Женька и Миша

Татьяна Столяренко-Малярчук
   1947 год. Время послевоенное, трудное. Женька холостяком жил с матерью и замужней сестрой. Миша, брат его старший, отдельно жил, женат был. Так в семье их и называли  - Женька и Миша.
С войны вернулся Женька с перебитым сухожилием левой руки. Пальцы всегда были растопырены, а когда сжимал кулак, все знали, что там убойная сила. Но никогда не применил эту силу в драке – гвоздь мог забить кулаком, ударить – это уж нет.
  Работал водителем, трудился много от зари до зари, зарплату отдавал в общую кружку.
Когда решил жениться на девчонке-соседке, сначала отговаривали, а потом сказали: Женись, но денег на свадьбу нет и на костюм тебе тоже.
Свадьбу организовала невестина семья, а костюм попросил взаймы у старшего брата.
На второй день рано утром, молодые не успели еще подняться с постели, Миша стоял у кровати: - Я пришел за костюмом и за деньгами. Ну, вам же подарили. Мне они  нужны уже сейчас.
   Говорят, что подаренные  на свадьбу деньги, не одалживают, а здесь забрал брат абсолютно все, даже не в долг, а потому, что «нужны», и потом об их возврате никогда не было речи.
   Родились в Женькиной семье две дочки, точно, как и в Мишиной. 
   Братья трудились в одной автобазе. Шоферили. Оба были на хорошем счету. Только Женька, как балагур и весельчак, готовый поделится последней копейкой.  А Миша – общественник, профорг – поможет машину новенькую получить, чтоб со старыми ЗиЛами да МаЗами не иметь мороки, на квартирную очередь имел влияние, на путевки в санатории, да детям в пионерские лагеря.
 Беспартийный  Женька в две смены возил бетон, раствор, песок, чтобы семья ни в чем не нуждалась. На уборочную уезжал с июня по сентябрь. Домой присылал посылки с яблоками – ароматными, краснобокими, на картинках таких не рисовали!  Привозил с уборочной муку, картошку, лук, мед, сахар. И в счастливом настроении с женой и дочками делил все это добро на всех родственников: у тех детей нет – кто поможет, у тех детей много - как не помочь, тот болеет,  тот стройку затеял, а денег у всех маловато.
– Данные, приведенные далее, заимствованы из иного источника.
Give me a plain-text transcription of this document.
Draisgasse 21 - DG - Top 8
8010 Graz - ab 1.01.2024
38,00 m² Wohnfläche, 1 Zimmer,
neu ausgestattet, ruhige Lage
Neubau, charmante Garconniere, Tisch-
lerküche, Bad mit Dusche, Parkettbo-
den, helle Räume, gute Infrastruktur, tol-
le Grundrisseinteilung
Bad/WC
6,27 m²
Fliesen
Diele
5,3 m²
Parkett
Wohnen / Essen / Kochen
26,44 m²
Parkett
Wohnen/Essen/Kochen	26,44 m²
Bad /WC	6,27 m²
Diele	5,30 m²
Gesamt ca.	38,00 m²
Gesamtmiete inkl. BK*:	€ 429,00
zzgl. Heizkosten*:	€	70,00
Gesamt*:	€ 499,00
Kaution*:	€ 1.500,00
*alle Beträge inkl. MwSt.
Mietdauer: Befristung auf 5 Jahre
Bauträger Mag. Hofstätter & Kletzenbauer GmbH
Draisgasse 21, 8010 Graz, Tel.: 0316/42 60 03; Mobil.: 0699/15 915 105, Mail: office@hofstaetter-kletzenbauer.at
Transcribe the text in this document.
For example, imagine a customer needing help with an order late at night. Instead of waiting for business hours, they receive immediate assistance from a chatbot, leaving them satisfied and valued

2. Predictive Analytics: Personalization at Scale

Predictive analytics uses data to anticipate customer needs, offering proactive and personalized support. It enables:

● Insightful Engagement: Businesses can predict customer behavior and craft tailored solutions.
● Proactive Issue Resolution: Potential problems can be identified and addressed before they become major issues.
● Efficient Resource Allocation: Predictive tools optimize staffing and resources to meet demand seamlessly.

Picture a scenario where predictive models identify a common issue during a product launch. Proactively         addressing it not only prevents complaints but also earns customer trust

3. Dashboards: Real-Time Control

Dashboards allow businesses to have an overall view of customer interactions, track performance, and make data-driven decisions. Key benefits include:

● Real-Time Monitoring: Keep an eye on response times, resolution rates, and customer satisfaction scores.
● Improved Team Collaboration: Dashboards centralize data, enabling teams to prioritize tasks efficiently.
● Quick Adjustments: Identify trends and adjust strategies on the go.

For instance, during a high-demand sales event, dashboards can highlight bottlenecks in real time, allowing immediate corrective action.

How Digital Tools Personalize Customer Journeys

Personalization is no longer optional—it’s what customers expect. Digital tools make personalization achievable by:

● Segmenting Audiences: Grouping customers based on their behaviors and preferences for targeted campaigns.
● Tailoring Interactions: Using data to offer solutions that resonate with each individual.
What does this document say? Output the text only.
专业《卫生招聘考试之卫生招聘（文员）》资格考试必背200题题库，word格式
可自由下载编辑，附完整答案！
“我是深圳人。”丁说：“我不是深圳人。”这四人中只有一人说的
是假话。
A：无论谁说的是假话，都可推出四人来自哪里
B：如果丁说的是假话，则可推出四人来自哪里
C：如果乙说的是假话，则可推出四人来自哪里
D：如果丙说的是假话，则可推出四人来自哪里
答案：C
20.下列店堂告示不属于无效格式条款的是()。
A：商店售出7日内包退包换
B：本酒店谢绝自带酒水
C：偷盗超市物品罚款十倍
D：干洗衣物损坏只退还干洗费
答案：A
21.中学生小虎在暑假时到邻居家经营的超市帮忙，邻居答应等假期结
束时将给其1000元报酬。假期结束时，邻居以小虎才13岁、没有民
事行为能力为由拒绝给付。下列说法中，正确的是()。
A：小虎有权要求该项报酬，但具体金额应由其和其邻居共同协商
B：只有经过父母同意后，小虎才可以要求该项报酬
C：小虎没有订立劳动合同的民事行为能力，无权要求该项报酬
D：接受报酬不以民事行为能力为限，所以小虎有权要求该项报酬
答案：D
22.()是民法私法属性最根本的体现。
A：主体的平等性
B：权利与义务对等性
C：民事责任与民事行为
 Миша – коммунист идейный, прорабов возил, а потом и вовсе стал освобожденным профоргом – автобаза большая, ордена Ленина треста «Черноморгидрострой».
   Однажды ночью проснулись Женькины дочки от громких слов папиных и от маминых всхлипов. Никогда раньше не ругались родители, что там случилось?
  Женька кричал: Брат мой, понимаешь, брат,  сказал, что раз я  был в плену, значит – предатель, и таких, как я стрелять надо!
  И рассорились братья. Навсегда. Много лет прошло. Дочки повырастали, внуки родились. Женькины дочки образование получили хорошее, работу по душе, чего у Мишиных не вышло. Одна профукала квартиру, ту, что папа ей, как бог профсоюзный сделал, бомжевала, а потом узнали, что умерла, где-то в чужих краях. Другая - поменяла престижную папину  квартиру на  две. И деньги на чарку есть и комнатка в полуподвале. А Мише досталась комнатушка в общежитии. Дачу у самого синего моря младшая внучка забрала себе.
   Женька умер в шестьдесят семь. На похоронах людей было море, как у артиста какого-то известного.  Устроитель церемонии в похоронном зале обратился к народу:
    - Родственников прошу стать слева, друзей и сотрудников справа.
Много родственников у Женьки, близких, далеких, жена, дочки, зятья и внуков четверо, младший из которых Женечка. Почти все сотрудники стали слева, потому, что кумовьями с Женькой были и друзьями-побратимами.
Миша стал справа.
Немало слов сказали хороших о Женьке и родственники и сотрудники.
Брат молчал.   
  Миша ушёл в девяносто четыре. Последние годы этот старый, больной, одинокий человек жил и знал, что никому не нужен. Если выходил потихонечку в парк, то  старался идти повыше подняв голову. И думал, наверное, что сохранил гордую осанку честного коммуниста.